RFR: 8302976: C2 intrinsification of Float.floatToFloat16 and Float.float16ToFloat yields different result than the interpreter [v2]

Tue Mar 7 20:28:25 UTC 2023

On Tue, 7 Mar 2023 02:53:48 GMT, Vladimir Kozlov <kvn at openjdk.org> wrote:

>> Implemented `Float.floatToFloat16` and `Float.float16ToFloat` intrinsics in Interpreter and C1 compiler to produce the same results as C2 intrinsics on x64, Aarch64 and RISC-V - all platforms where C2 intrinsics for these Java methods were implemented originally.
>> 
>> Replaced `SharedRuntime::f2hf()` and `hf2f()` C runtime functions with calls to runtime stubs which use the same HW instructions as C2 intrinsics. Only for 64-bit x64 because 32-bit x86 stub does not work: result is passed through FPU register and NaN values become different from C2 intrinsic. This runtime stub is only used to calculate constant values during C2 compilation and can be skipped.
>> 
>> I added new tests based on Tobias's `TestAll.java` And copied `jdk/lang/Float/Binary16Conversion*.java` tests to run them with `-Xcomp` to make sure code is compiled by C1 or C2. I modified `Binary16ConversionNaN.java` to compare results from Interpreter, C1 and C2.
>> 
>> Tested tier1-5, Xcomp, stress
>
> Vladimir Kozlov has updated the pull request incrementally with one additional commit since the last revision:
> 
>   Address review comments

We should not allow JIT compilation of `Float.float16ToFloat` and `Float.floatToFloat16` Java methods as we do for other math methods: [abstractInterpreter.hpp#L144](https://github.com/openjdk/jdk/blob/master/src/hotspot/share/interpreter/abstractInterpreter.hpp#L144)

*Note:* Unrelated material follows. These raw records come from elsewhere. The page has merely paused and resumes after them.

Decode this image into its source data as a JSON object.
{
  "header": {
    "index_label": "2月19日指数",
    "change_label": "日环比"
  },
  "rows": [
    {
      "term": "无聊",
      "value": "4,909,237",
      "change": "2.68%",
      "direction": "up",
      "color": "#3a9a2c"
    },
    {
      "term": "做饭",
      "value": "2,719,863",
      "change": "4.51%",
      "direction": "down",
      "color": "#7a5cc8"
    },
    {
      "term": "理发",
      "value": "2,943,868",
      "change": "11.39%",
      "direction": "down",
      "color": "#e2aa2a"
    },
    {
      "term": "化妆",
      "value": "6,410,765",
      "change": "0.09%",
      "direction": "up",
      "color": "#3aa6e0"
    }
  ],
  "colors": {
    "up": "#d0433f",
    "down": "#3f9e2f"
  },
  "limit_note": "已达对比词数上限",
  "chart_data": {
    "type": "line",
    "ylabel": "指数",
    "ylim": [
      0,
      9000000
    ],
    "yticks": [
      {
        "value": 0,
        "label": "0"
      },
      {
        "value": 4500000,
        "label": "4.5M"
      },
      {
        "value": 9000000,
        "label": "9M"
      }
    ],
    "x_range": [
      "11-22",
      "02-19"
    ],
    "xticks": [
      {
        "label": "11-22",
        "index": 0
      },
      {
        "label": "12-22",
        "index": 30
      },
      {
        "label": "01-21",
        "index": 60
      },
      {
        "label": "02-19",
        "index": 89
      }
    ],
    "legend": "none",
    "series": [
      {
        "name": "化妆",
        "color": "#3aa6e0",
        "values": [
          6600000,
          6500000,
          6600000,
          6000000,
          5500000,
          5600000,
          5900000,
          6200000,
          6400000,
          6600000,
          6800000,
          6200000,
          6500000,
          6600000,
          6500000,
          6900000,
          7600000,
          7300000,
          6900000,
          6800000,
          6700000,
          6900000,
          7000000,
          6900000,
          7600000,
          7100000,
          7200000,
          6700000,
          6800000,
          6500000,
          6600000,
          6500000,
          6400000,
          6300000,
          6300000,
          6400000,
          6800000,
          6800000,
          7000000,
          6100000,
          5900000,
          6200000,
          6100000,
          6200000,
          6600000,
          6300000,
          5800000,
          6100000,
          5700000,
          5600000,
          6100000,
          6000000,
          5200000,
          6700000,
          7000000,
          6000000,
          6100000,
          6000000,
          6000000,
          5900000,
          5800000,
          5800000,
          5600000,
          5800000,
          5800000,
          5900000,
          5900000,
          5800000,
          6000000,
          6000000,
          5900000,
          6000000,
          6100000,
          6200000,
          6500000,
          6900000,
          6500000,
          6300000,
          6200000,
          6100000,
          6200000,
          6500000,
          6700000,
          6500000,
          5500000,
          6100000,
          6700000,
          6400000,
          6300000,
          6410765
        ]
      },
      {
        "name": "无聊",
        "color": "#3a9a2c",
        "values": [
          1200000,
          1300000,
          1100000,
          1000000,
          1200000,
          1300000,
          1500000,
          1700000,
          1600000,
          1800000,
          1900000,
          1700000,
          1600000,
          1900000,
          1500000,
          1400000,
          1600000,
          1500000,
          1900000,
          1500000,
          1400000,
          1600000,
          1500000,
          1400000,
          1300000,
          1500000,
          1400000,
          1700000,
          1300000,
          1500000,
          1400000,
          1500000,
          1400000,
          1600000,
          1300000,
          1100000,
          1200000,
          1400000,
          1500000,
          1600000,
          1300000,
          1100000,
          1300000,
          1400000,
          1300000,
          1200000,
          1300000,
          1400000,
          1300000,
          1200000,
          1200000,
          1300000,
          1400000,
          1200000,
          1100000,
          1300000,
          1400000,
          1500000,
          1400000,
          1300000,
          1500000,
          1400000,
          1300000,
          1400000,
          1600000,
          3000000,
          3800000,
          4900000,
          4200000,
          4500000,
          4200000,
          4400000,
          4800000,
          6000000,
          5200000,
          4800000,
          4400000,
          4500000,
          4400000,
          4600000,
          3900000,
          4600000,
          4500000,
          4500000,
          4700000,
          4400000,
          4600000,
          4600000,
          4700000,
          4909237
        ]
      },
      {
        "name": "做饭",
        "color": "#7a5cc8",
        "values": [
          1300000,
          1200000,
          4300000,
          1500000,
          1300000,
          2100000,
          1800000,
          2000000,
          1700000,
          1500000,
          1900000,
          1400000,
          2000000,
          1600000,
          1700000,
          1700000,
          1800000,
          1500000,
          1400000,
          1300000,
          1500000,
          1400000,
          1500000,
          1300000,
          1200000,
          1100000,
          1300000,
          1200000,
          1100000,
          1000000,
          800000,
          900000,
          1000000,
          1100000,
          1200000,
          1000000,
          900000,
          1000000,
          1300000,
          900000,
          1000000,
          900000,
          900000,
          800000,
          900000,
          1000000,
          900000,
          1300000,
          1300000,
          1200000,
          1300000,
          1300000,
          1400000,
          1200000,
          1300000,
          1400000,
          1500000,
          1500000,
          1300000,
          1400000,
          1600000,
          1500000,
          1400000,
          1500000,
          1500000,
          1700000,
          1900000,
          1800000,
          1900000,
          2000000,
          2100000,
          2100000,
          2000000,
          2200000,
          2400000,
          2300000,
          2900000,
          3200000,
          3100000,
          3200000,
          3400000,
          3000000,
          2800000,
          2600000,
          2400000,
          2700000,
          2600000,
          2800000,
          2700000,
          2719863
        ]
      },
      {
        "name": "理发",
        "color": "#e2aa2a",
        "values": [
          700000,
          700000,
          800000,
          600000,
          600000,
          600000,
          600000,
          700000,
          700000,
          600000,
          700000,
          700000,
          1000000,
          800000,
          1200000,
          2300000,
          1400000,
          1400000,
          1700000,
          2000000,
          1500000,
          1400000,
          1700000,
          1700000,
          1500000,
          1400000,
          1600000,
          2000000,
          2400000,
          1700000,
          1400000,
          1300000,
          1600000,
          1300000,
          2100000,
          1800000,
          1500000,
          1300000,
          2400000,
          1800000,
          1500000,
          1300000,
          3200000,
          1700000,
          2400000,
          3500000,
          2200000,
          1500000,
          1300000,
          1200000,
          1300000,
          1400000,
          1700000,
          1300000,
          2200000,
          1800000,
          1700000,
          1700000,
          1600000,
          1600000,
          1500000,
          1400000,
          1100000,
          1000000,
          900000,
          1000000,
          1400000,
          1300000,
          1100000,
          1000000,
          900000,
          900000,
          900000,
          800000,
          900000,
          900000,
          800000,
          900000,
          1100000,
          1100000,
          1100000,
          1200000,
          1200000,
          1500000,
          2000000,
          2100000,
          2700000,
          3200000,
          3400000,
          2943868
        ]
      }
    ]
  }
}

What happens with @jatin-bhateja test is `Float` class is still not loaded when we trigger compilation for `Foo::main` method with `-Xcomp` flag.
C2 generates Uncommon trap at the very start of `main()` and code is deoptimized and goes to Interpreter which uses intrinsics.
C1 on other hand generates calls to `Float.float16ToFloat` and `Float.floatToFloat16` in compiled `Foo::main` method and then compiles `Float.float16ToFloat` and `Float.floatToFloat16` which are called.

The fix ix simple:

+++ b/src/hotspot/share/interpreter/abstractInterpreter.hpp
@@ -159,6 +159,8 @@ class AbstractInterpreter: AllStatic {
       case vmIntrinsics::_dexp  : // fall thru
       case vmIntrinsics::_fmaD  : // fall thru
       case vmIntrinsics::_fmaF  : // fall thru
+      case vmIntrinsics::_floatToFloat16       : // fall thru
+      case vmIntrinsics::_float16ToFloat       : // fall thru
       case vmIntrinsics::_Continuation_doYield : // fall thru
         return false;


test now produce the same result:

$ java -Xint Foo
2143297536
32257
$ java -Xcomp -XX:-TieredCompilation Foo
2143297536
32257
$ java -Xcomp -XX:TieredStopAtLevel=1 Foo
2143297536
32257

-------------

PR: https://git.openjdk.org/jdk/pull/12869